Она выпячила нижнюю губу и, мотая головой, ответила:

– Да, вроде, все так же, без изменений.

– Теть Маш, – заискивающе начал я, – а что они видят?

– Кто? – растерялась она.

– Ну, пациенты психиатрических клиник. Что они видят такого, чего не видим мы.

– Ты что, собрался их навестить в другом измерении?

Каким-то непостижимым образом все мои карты были мигом раскрыты.

– Но как вы…? Нет, конечно, нет! Мне просто любопытно.

Да уж, куда там, любопытно! Было поздно врать. Профессиональному психиатру не составило труда вмиг узнать все мои замыслы.

– Это вы с Толиком придумали? Это такие у вас сегодня развлекательные планы на вечер?

Она била и била, не в лоб, а в глаз. И я уже не знал, как от этого всего уворачиваться.

– Какие еще планы? – наигранно улыбнулся я.

– Ну-ка, давай рассказывай, – напористо заявила она, пододвигая ближе свой стул.

Я замялся. Откуда начинать рассказ? С того, что я проигнорировал ее просьбу оставить поиски Жени? Или сразу с Харона и его брата наркомана? А может зайти издалека про Галю и там уже вывести на Стаса?

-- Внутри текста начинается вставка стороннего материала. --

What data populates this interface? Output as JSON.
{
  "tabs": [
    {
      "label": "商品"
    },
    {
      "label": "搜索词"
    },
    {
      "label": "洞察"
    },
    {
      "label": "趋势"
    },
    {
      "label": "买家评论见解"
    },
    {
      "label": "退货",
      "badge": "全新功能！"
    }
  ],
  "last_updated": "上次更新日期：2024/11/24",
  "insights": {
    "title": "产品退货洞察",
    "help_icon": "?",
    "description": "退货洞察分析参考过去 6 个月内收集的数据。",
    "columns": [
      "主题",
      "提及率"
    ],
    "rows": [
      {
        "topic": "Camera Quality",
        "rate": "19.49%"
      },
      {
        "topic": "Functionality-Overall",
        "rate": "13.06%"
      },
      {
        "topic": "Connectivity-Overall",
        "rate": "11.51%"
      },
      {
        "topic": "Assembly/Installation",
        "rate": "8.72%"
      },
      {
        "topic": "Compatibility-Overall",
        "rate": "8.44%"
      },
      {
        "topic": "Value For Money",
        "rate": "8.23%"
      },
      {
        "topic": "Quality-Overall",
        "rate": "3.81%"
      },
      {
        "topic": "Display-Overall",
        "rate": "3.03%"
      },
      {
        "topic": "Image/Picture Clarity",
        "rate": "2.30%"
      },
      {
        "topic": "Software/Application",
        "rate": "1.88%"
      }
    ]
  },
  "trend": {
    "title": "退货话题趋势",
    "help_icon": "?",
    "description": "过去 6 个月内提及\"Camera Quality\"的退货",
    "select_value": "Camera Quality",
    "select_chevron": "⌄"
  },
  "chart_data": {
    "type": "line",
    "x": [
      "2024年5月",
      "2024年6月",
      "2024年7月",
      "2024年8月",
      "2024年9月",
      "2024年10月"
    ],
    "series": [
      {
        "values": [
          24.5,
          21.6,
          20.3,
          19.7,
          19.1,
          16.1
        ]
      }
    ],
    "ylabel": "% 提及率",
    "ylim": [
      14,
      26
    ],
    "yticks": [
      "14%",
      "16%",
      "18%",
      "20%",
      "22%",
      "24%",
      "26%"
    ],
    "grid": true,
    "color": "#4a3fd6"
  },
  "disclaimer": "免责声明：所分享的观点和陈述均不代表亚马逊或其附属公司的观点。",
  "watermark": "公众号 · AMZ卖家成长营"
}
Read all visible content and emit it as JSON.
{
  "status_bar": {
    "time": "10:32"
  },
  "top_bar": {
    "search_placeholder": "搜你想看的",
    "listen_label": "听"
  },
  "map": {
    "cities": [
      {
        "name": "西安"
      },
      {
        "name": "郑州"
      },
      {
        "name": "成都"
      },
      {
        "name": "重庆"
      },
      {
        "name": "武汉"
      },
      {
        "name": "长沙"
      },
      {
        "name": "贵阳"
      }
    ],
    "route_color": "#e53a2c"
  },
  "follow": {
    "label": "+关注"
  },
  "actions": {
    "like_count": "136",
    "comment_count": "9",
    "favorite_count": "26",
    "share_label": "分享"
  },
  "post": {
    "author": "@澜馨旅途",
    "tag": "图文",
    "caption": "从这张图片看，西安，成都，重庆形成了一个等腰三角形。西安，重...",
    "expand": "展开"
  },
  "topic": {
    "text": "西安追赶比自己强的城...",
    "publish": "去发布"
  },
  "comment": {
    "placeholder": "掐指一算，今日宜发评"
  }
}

Все перемешалось пуще прежнего, а в висках от напряжения застучало частым пульсом. Что бы уметь врать мозгу требуется думать в пять раз интенсивней обычного режима, и моя тетя была, как никто другой, об этом осведомлена. Она своим напором буквально загнала меня в угол, теперь ожидая от меня исключительно правдивого ответа.

– Мне сложно вам врать. Но чтоб сказать, правду, я должен быть уверен в вашем полном понимании, – подумав, сообщил я. – Даже больше в принятии моего решения.

– Ну, говори. Мне каждый божий день приходится массу вещей не только понимать, но и принимать. Уж будь уверен!

– Я собираюсь сегодня выйти в астрал близ вашей психиатрической больницы.

Она замолчала, сложив на коленях руки. Но уже очень скоро, не найдя ни единой вразумительной причины моим действиям, коротко спросила:

– Зачем?

– Я делаю это по двум причинам. Во-первых, там может быть выход к Жене. А во-вторых, меня просил Толя. В больнице был заключен человек, искалечивший жизнь Гали.

– Сатанист Стас?

– Да.

– Так вот оно что? – задумалась тетя Маша. – И что, ты собираешься увидеть, как он умер? Или ад его души?

– Толя просил меня посмотреть и то и другое, – откровенно признался я.

– И как вы собираетесь это проделать? Я на счет выхода из тела. Толя знает гипноз?

– Нет, буквально вчера мы узнали об особой настройке при помощи вибрации струн. Определенная нота вызывает трепет тонких оболочек. Они, отслаиваясь друг от друга, способны к отделению.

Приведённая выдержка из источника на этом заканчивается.